0

I wrote a recursive function in R for finding all paths s-t paths of a directed graph (no cycles). I used this page as my model: All possible paths from one node to another in a directed tree (igraph) and it outputs the correct result, but it's slow. With small graphs, no big deal. With large graphs, it's an issue.

I'm new to R but have read that it performs significantly better when avoiding loops and using vectorization. I'm trying to wrap my head around it, and am hoping you might assist. My code:

findAllPaths <- function(graph,start,end) {
  return(fastFindPaths(graph, start, end))
}   


fastFindPaths <- function(graph, from, to, path) {
  if(missing(path)) path <- c()
  path <- cbind(path, from)
  if (from == to) return(path)
  paths <- c()
  adjList <- get.adjlist(graph, mode="out")[[from]]
  for (child in adjList) {
    if (!child %in% path) {
      childPaths <- fastFindPaths(graph, child, to, path)
      for (childPath in childPaths) paths <- c(paths, childPath)
    }
  }
  return(paths)
}

So, is this a candidate for vectorization? How can I speed this up? Any other tips you'd give someone learning R?

Thanks!

Community
  • 1
  • 1
shl
  • 1
  • Have you seen the `get.shortest.paths()` function in the `igraph` package? This looks like it does what you're after, so you could either use it or look at its source code for inspiration. To me, your problem doesn't look like it will vectorise easily. – Miff May 21 '14 at 08:54
  • One possible bottleneck is the `get.adjlist()` call.
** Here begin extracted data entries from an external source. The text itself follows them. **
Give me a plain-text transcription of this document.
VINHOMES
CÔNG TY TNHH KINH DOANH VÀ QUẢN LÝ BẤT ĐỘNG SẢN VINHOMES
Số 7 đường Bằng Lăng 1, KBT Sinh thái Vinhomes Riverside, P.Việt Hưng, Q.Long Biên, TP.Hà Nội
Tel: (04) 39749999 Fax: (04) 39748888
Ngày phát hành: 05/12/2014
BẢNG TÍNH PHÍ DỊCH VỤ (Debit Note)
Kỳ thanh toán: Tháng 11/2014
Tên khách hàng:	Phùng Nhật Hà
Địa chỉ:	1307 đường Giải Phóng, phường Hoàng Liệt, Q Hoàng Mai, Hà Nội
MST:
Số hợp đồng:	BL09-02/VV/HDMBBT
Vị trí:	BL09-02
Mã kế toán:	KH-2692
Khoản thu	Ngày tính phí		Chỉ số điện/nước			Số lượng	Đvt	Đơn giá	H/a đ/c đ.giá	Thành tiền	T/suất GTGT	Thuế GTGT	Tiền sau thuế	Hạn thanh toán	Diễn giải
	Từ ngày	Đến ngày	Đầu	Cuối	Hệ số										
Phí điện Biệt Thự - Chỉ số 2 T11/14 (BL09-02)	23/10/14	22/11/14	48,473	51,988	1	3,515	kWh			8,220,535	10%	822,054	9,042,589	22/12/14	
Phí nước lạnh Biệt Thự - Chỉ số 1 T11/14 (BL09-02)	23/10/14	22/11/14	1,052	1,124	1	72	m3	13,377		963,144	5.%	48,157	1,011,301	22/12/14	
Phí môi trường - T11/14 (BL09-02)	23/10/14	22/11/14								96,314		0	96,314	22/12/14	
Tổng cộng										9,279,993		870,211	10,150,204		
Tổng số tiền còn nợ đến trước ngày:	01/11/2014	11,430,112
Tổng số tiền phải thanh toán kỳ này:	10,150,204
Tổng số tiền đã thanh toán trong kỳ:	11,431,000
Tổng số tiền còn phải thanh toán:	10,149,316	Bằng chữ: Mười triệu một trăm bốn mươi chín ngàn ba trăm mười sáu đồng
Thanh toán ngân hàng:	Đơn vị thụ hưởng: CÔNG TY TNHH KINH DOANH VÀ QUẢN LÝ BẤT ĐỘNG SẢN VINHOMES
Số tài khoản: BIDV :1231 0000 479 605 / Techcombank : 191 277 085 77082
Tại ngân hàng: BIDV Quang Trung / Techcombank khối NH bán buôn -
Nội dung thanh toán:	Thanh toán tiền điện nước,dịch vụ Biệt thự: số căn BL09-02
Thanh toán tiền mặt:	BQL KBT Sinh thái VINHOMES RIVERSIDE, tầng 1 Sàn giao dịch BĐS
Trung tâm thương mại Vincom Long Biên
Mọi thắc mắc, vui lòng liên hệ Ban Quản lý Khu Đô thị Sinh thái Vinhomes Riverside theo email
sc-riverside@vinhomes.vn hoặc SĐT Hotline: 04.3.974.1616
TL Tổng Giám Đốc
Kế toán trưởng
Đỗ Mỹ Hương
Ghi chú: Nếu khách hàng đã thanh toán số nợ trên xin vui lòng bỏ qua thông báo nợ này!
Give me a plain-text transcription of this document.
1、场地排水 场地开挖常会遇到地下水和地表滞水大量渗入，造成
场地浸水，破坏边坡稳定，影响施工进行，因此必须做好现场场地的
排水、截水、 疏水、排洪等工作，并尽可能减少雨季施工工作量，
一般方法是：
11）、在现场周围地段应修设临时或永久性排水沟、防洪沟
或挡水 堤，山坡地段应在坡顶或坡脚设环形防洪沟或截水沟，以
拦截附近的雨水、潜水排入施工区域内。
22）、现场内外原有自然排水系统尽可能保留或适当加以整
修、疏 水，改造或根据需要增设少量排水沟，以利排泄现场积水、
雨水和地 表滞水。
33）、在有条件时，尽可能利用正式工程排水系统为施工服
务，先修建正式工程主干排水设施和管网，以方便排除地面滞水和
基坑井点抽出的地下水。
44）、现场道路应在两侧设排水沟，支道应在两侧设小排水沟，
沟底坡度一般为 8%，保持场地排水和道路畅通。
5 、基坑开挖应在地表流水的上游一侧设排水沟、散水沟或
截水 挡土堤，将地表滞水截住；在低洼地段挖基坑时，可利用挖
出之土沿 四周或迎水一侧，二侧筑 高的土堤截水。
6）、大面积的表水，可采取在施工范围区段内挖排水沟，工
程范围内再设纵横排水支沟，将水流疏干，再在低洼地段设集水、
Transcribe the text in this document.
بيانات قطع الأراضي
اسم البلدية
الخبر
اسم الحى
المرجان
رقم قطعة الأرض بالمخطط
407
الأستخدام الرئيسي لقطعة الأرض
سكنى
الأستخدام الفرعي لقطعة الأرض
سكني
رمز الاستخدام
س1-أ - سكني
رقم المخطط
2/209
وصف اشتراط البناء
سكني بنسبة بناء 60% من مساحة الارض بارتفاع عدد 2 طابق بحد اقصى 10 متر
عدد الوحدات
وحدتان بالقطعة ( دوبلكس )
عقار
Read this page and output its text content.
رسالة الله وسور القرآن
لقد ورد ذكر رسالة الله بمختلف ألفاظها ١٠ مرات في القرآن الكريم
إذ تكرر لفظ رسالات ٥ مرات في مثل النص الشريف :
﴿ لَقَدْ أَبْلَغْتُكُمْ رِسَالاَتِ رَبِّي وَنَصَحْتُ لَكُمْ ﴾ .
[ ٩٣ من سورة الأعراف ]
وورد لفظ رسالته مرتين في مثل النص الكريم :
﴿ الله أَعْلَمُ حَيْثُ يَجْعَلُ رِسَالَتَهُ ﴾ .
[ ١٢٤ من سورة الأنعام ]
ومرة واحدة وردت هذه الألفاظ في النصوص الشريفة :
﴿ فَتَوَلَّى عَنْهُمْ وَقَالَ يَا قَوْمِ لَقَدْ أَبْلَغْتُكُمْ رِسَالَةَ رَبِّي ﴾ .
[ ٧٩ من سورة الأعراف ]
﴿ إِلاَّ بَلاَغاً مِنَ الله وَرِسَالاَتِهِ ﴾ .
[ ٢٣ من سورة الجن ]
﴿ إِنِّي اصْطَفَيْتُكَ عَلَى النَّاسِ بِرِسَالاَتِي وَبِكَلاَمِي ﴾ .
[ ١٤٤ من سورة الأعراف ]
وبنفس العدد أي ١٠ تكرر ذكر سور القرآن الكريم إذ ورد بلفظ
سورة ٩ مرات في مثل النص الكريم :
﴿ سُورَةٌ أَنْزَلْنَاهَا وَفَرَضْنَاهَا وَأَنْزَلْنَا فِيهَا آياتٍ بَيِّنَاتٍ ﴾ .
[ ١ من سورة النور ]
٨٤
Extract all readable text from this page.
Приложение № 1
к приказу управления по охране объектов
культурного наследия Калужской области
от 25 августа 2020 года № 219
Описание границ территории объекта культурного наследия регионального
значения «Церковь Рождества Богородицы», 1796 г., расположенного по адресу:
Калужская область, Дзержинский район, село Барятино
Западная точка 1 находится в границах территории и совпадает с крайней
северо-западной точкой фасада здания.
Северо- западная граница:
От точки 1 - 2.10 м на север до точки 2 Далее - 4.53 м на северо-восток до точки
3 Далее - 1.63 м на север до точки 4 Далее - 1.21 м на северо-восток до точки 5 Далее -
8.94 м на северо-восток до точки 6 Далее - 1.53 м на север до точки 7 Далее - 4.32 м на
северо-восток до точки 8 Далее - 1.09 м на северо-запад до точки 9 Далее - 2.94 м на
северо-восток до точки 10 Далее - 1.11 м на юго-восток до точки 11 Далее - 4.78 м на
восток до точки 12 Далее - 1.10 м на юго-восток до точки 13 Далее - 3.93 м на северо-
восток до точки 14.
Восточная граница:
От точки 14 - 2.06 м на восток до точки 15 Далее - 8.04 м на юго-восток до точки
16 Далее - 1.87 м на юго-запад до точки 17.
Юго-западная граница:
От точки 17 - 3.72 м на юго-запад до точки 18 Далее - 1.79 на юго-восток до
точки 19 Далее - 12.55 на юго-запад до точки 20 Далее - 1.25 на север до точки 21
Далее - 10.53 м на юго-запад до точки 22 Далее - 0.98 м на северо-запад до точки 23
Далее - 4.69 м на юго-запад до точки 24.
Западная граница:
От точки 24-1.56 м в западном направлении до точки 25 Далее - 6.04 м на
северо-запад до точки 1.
Basically, for every invocation of `fastFindPaths`, you construct the *entire* adjacency list of the graph only to get the neighbors of a single node (that is, the neighbors of `from`). This can be done much efficiently using the `neighbors` function instead. – Tamás May 21 '14 at 11:13
  • Another bottleneck is the `paths <- c(paths, childPath)` call; I'm not that familiar with R but I strongly suspect that this will be quadratic since it allocates a new copy of `paths`, appends `childPath` to it and then discards the old `paths` vector. Can you simply pre-allocate a large vector with NA values and then start filling it (and grow the vector if it becomes full)? – Tamás May 21 '14 at 11:14
  • @Miff, the `get.shortest.paths()` function only returns the shortest path. I need *all* paths. Same for `get.all.shortest.paths()`. – shl May 21 '14 at 16:36
  • @Tamás your first suggestion is a good one. I changed from `get.adjlist()` to `neighborhood()` and saw a good speed increase. For a graph with 22 nodes and 107 edges the time for all paths dropped from ~26s to ~16s. I'll try your second suggestion. – shl May 21 '14 at 16:39
  • `neighborhood()` is still suboptimal because it includes the query node in the result. Use `neighbors()` instead. – Tamás May 21 '14 at 21:34
  • @Tamás ahh yes, much better. I was having to explictly deal with the self-reference from `neighborhood()`. – shl May 23 '14 at 17:37

2 Answers2

0

The development version of igraph has a get.all.simple.paths() function, you can get it from here: http://igraph.org/nightly.

Gabor Csardi
  • 10,705
  • 1
  • 36
  • 53
  • I used Tamas's suggestion to not call `get.adjlist()` but instead use `neighbors()` and that provided a decent speed increase. What really helped improve the performance, however, was parallelizing the search, by calling `fastFindPaths()` on each of the `start` node's children and aggregating the results. I'm currently on a Windows machine, so used the `clusterApply()` function. – shl May 23 '14 at 17:42
0

I used Tamas's suggestion to not call get.adjlist() but instead use neighbors() and that provided a decent speed increase. What really helped improve the performance, however, was parallelizing the search, by calling fastFindPaths() on each of the start node's children and aggregating the results. I'm currently on a Windows machine, so used the clusterApply() function. Though I will likely generalize the code to check the Sys.info()[1] and use mclapply() if not Windows.

shl
  • 1